Affirming Dr. Ajayi’s position, a family physician at the Federal Medical Centre, Asaba, Delta State, Dr. Ovie Efekodo said most patients are scared to discuss their treatment with the doctors, believing that only doctors can know what they are passing through and not them.

He said, “In my practice as a medical doctor, I have discovered that the majority of patients that come to the hospital and are given medications barely know their names. If you ask, they won’t tell you because they don’t know.

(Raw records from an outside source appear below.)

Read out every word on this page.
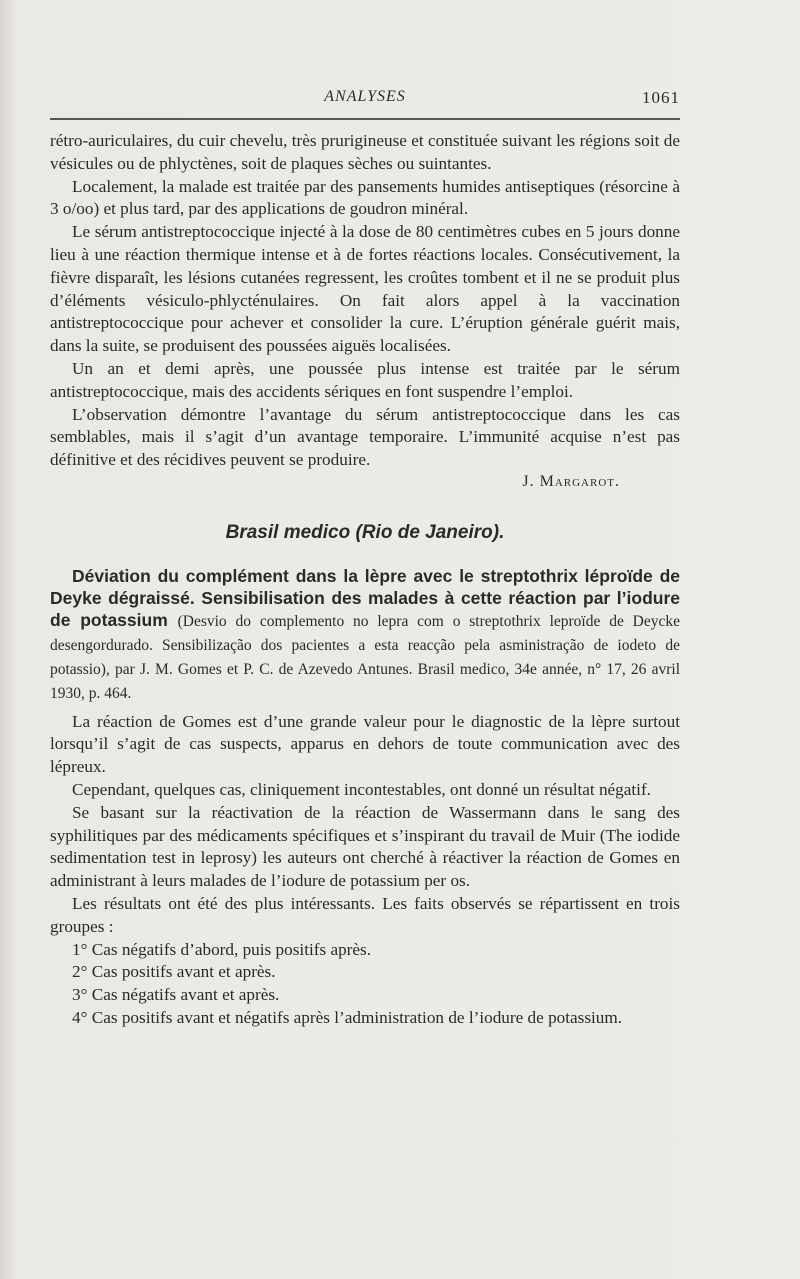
ANALYSES	1061

rétro-auriculaires, du cuir chevelu, très prurigineuse et constituée suivant les régions soit de vésicules ou de phlyctènes, soit de plaques sèches ou suintantes.

Localement, la malade est traitée par des pansements humides antiseptiques (résorcine à 3 o/oo) et plus tard, par des applications de goudron minéral.

Le sérum antistreptococcique injecté à la dose de 80 centimètres cubes en 5 jours donne lieu à une réaction thermique intense et à de fortes réactions locales. Consécutivement, la fièvre disparaît, les lésions cutanées regressent, les croûtes tombent et il ne se produit plus d’éléments vésiculo-phlycténulaires. On fait alors appel à la vaccination antistreptococcique pour achever et consolider la cure. L’éruption générale guérit mais, dans la suite, se produisent des poussées aiguës localisées.

Un an et demi après, une poussée plus intense est traitée par le sérum antistreptococcique, mais des accidents sériques en font suspendre l’emploi.

L’observation démontre l’avantage du sérum antistreptococcique dans les cas semblables, mais il s’agit d’un avantage temporaire. L’immunité acquise n’est pas définitive et des récidives peuvent se produire.

J. Margarot.
Brasil medico (Rio de Janeiro).

Déviation du complément dans la lèpre avec le streptothrix léproïde de Deyke dégraissé. Sensibilisation des malades à cette réaction par l’iodure de potassium (Desvio do complemento no lepra com o streptothrix leproïde de Deycke desengordurado. Sensibilização dos pacientes a esta reacção pela asministração de iodeto de potassio), par J. M. Gomes et P. C. de Azevedo Antunes. Brasil medico, 34e année, n° 17, 26 avril 1930, p. 464.

La réaction de Gomes est d’une grande valeur pour le diagnostic de la lèpre surtout lorsqu’il s’agit de cas suspects, apparus en dehors de toute communication avec des lépreux.

Cependant, quelques cas, cliniquement incontestables, ont donné un résultat négatif.

Se basant sur la réactivation de la réaction de Wassermann dans le sang des syphilitiques par des médicaments spécifiques et s’inspirant du travail de Muir (The iodide sedimentation test in leprosy) les auteurs ont cherché à réactiver la réaction de Gomes en administrant à leurs malades de l’iodure de potassium per os.

Les résultats ont été des plus intéressants. Les faits observés se répartissent en trois groupes :

1° Cas négatifs d’abord, puis positifs après.

2° Cas positifs avant et après.

3° Cas négatifs avant et après.

4° Cas positifs avant et négatifs après l’administration de l’iodure de potassium.
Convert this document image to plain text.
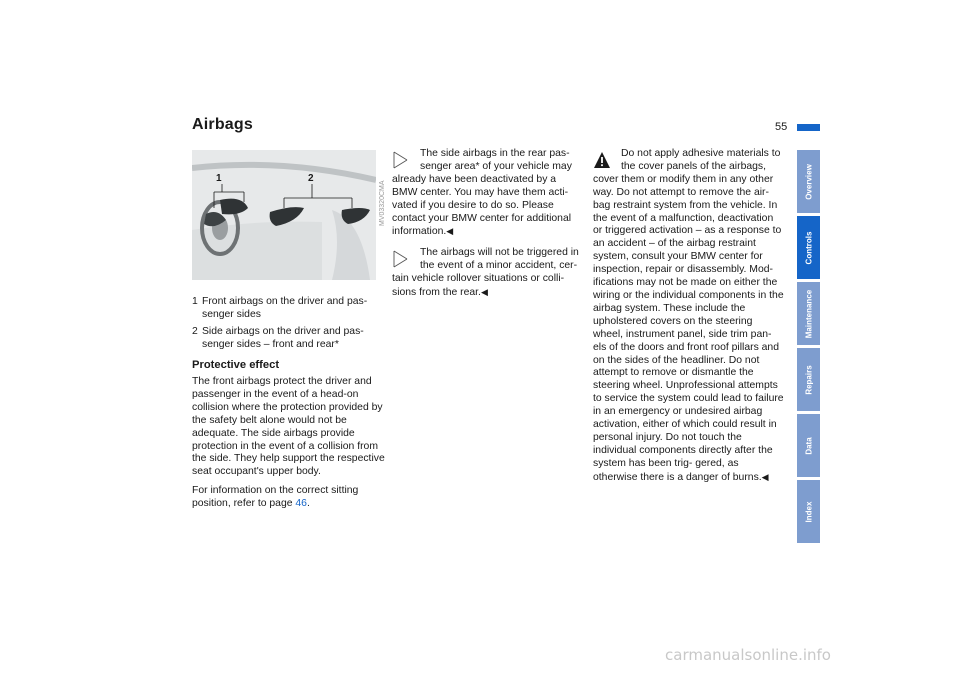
Airbags	55
1	2
MV03320CMA
1 Front airbags on the driver and pas- senger sides
2 Side airbags on the driver and pas- senger sides – front and rear*
Protective effect

The front airbags protect the driver and passenger in the event of a head-on collision where the protection provided by the safety belt alone would not be adequate. The side airbags provide protection in the event of a collision from the side. They help support the respective seat occupant's upper body.

For information on the correct sitting position, refer to page 46.

The side airbags in the rear pas- senger area* of your vehicle may
already have been deactivated by a BMW center. You may have them acti- vated if you desire to do so. Please contact your BMW center for additional information.◀
The airbags will not be triggered in the event of a minor accident, cer-
tain vehicle rollover situations or colli- sions from the rear.◀
Do not apply adhesive materials to the cover panels of the airbags,
cover them or modify them in any other way. Do not attempt to remove the air- bag restraint system from the vehicle. In the event of a malfunction, deactivation or triggered activation – as a response to an accident – of the airbag restraint system, consult your BMW center for inspection, repair or disassembly. Mod- ifications may not be made on either the wiring or the individual components in the airbag system. These include the upholstered covers on the steering wheel, instrument panel, side trim pan- els of the doors and front roof pillars and on the sides of the headliner. Do not attempt to remove or dismantle the steering wheel. Unprofessional attempts to service the system could lead to failure in an emergency or undesired airbag activation, either of which could result in personal injury. Do not touch the individual components directly after the system has been trig- gered, as otherwise there is a danger of burns.◀
Overview
Controls
Maintenance
Repairs
Data
Index
carmanualsonline.info
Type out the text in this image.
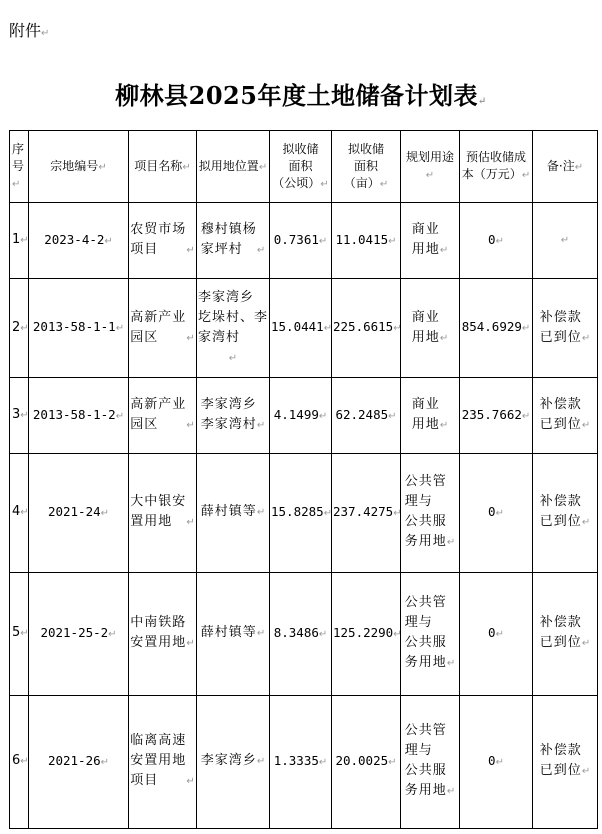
附件↵
柳林县2025年度土地储备计划表↵
序
号↵	宗地编号↵	项目名称↵	拟用地位置↵	拟收储
面积
（公顷）↵	拟收储
面积
（亩）↵	规划用途↵	预估收储成
本（万元）↵	备·注↵
1↵	2023-4-2↵	农贸市场
项目 ↵	穆村镇杨
家坪村 ↵	0.7361↵	11.0415↵	商业
用地↵	0↵	↵
2↵	2013-58-1-1↵	高新产业
园区 ↵	李家湾乡
圪垛村、李
家湾村↵	15.0441↵	225.6615↵	商业
用地↵	854.6929↵	补偿款
已到位↵
3↵	2013-58-1-2↵	高新产业
园区 ↵	李家湾乡
李家湾村↵	4.1499↵	62.2485↵	商业
用地↵	235.7662↵	补偿款
已到位↵
4↵	2021-24↵	大中银安
置用地 ↵	薛村镇等↵	15.8285↵	237.4275↵	公共管
理与
公共服
务用地↵	0↵	补偿款
已到位↵
5↵	2021-25-2↵	中南铁路
安置用地↵	薛村镇等↵	8.3486↵	125.2290↵	公共管
理与
公共服
务用地↵	0↵	补偿款
已到位↵
6↵	2021-26↵	临离高速
安置用地
项目 ↵	李家湾乡↵	1.3335↵	20.0025↵	公共管
理与
公共服
务用地↵	0↵	补偿款
已到位↵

“It is that bad because when there is an issue to investigate because the patient doesn’t have the necessary knowledge of what medicine he or she has taken, it affects the outcome. Some of them don’t even know the sickness that they are being treated for.”

However, in a work by Timothy Patrick and his team titled, ‘Improving health outcomes through patient education and partnerships with patients,’ published in the National Library of Medicine, the authors said to improve health care outcomes, physicians must spend more time with patients.

“The teaching physician’s interaction with the patient must be enthusiastic, motivated, and responsive to the individual patient’s needs. For individual members of our society to realise the benefits of physician health education, there is a need for a robust, hearty engagement between patients and physicians,” it added.